Analyse des arguments
- Postulat : la famille est la cellule de base de la société.
- Second postulat : le projet de loi attaque la famille.
- Conclusion des deux postulats combinés : le projet de loi attaque la société.
Je ne remettrai pas en cause la conclusion, mais bien les deux postulats, en commenà§ant par le second.
La famille, quelle famille ?
Le projet de loi attaque la famille. A bon ? En quel sens ? Au sens où il affirme que la famille "PME" comme aiment à l’appeler les opposants est le seul modèle ?
Encore une fois, j’ai du mal avec cet argument. Le texte biblique nous présente près de 40 modèles de familles, sans que les uns s’en sortent particulièrement mieux que les autres [1]. La famille greco-romaine antique comprenait le chef de maisonnée, qui avait autorité sur sa femme, ses enfants, les esclaves.

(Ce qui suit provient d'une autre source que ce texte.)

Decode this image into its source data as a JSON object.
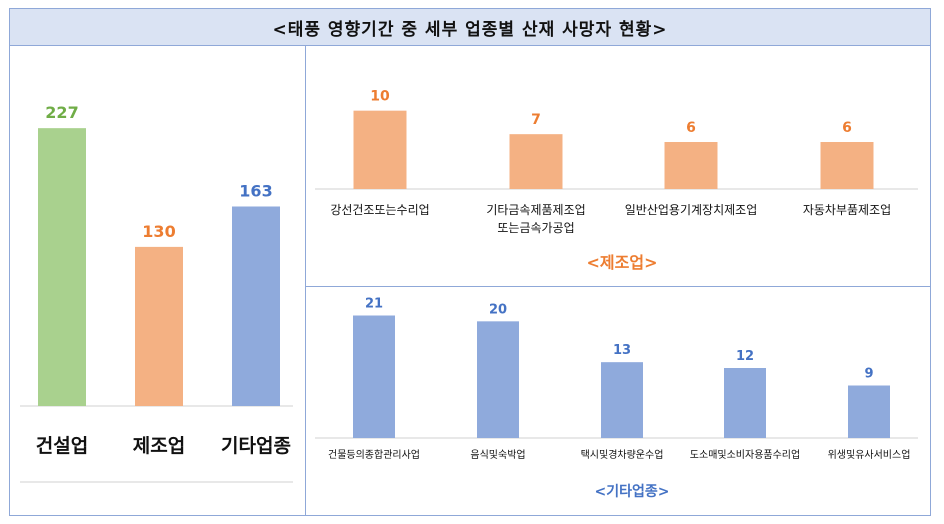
{
  "title": "<태풍 영향기간 중 세부 업종별 산재 사망자 현황>",
  "chart_data": [
    {
      "type": "bar",
      "categories": [
        "건설업",
        "제조업",
        "기타업종"
      ],
      "values": [
        227,
        130,
        163
      ],
      "colors": [
        "#a9d18e",
        "#f4b183",
        "#8faadc"
      ],
      "label_colors": [
        "#70ad47",
        "#ed7d31",
        "#4472c4"
      ],
      "ylim": [
        0,
        250
      ]
    },
    {
      "type": "bar",
      "subtitle": "<제조업>",
      "categories": [
        "강선건조또는수리업",
        "기타금속제품제조업\n또는금속가공업",
        "일반산업용기계장치제조업",
        "자동차부품제조업"
      ],
      "values": [
        10,
        7,
        6,
        6
      ],
      "color": "#f4b183",
      "label_color": "#ed7d31",
      "ylim": [
        0,
        12
      ]
    },
    {
      "type": "bar",
      "subtitle": "<기타업종>",
      "categories": [
        "건물등의종합관리사업",
        "음식및숙박업",
        "택시및경차량운수업",
        "도소매및소비자용품수리업",
        "위생및유사서비스업"
      ],
      "values": [
        21,
        20,
        13,
        12,
        9
      ],
      "color": "#8faadc",
      "label_color": "#4472c4",
      "ylim": [
        0,
        24
      ]
    }
  ]
}
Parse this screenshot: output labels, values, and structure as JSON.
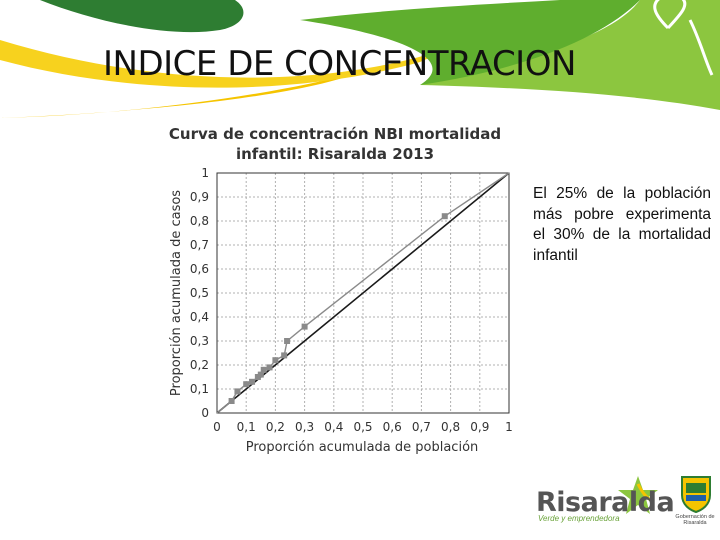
{
  "slide": {
    "title": "INDICE DE CONCENTRACION",
    "note": "El 25% de la población más pobre experimenta el 30% de la mortalidad infantil"
  },
  "logo": {
    "name": "Risaralda",
    "tagline": "Verde y emprendedora",
    "gov_label": "Gobernación de Risaralda"
  },
  "colors": {
    "green_dark": "#2e7d32",
    "green_light": "#8cc63f",
    "yellow": "#f5c400"
  },
  "chart_data": {
    "type": "line",
    "title": "Curva de concentración NBI mortalidad infantil: Risaralda 2013",
    "xlabel": "Proporción acumulada de población",
    "ylabel": "Proporción acumulada de casos",
    "xlim": [
      0,
      1
    ],
    "ylim": [
      0,
      1
    ],
    "xticks": [
      "0",
      "0,1",
      "0,2",
      "0,3",
      "0,4",
      "0,5",
      "0,6",
      "0,7",
      "0,8",
      "0,9",
      "1"
    ],
    "yticks": [
      "0",
      "0,1",
      "0,2",
      "0,3",
      "0,4",
      "0,5",
      "0,6",
      "0,7",
      "0,8",
      "0,9",
      "1"
    ],
    "grid": true,
    "series": [
      {
        "role": "equality",
        "x": [
          0,
          1
        ],
        "y": [
          0,
          1
        ]
      },
      {
        "role": "concentration",
        "x": [
          0,
          0.05,
          0.07,
          0.1,
          0.12,
          0.14,
          0.15,
          0.16,
          0.18,
          0.2,
          0.23,
          0.24,
          0.3,
          0.78,
          1
        ],
        "y": [
          0,
          0.05,
          0.09,
          0.12,
          0.13,
          0.15,
          0.16,
          0.18,
          0.19,
          0.22,
          0.24,
          0.3,
          0.36,
          0.82,
          1
        ]
      }
    ]
  }
}
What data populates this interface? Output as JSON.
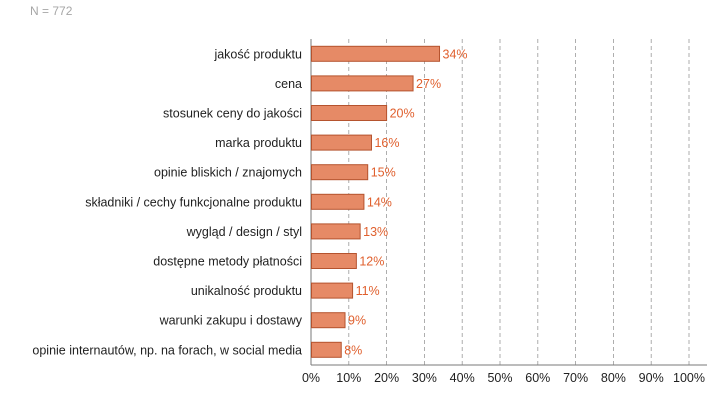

La famille moderne est née au 18ème [2], à une époque où l’esclavage était, du moins en métropole, aboli. Elle a vu son organisation évoluer : la femme est sur le pied d’égalité avec l’homme, les enfants sont désormais sous l’autorité conjointe des parents.
Aujourd’hui la famille est diverse : monoparentale, recomposée, avec ou sans grand-parents au domicile etc. Aucune de ces familles n’est épargnée par les joies et les douleurs, les familles « papa - maman - enfants » comprises. Ni plus, ni moins.
Ce qui fonde l’unité de ces divers modèles familiaux, c’est l’idée d’une communauté de vie, et notamment de domicile, engageant des droits et devoirs réciproques. Ce n’est ni le nombre de membre, ni leur sexe, ni leurs origines.
Alors en quoi ce projet de loi vient-il remettre en cause LA famille ? Au contraire, il vient permettre de renforcer les droits et devoirs réciproques, de toutes les familles.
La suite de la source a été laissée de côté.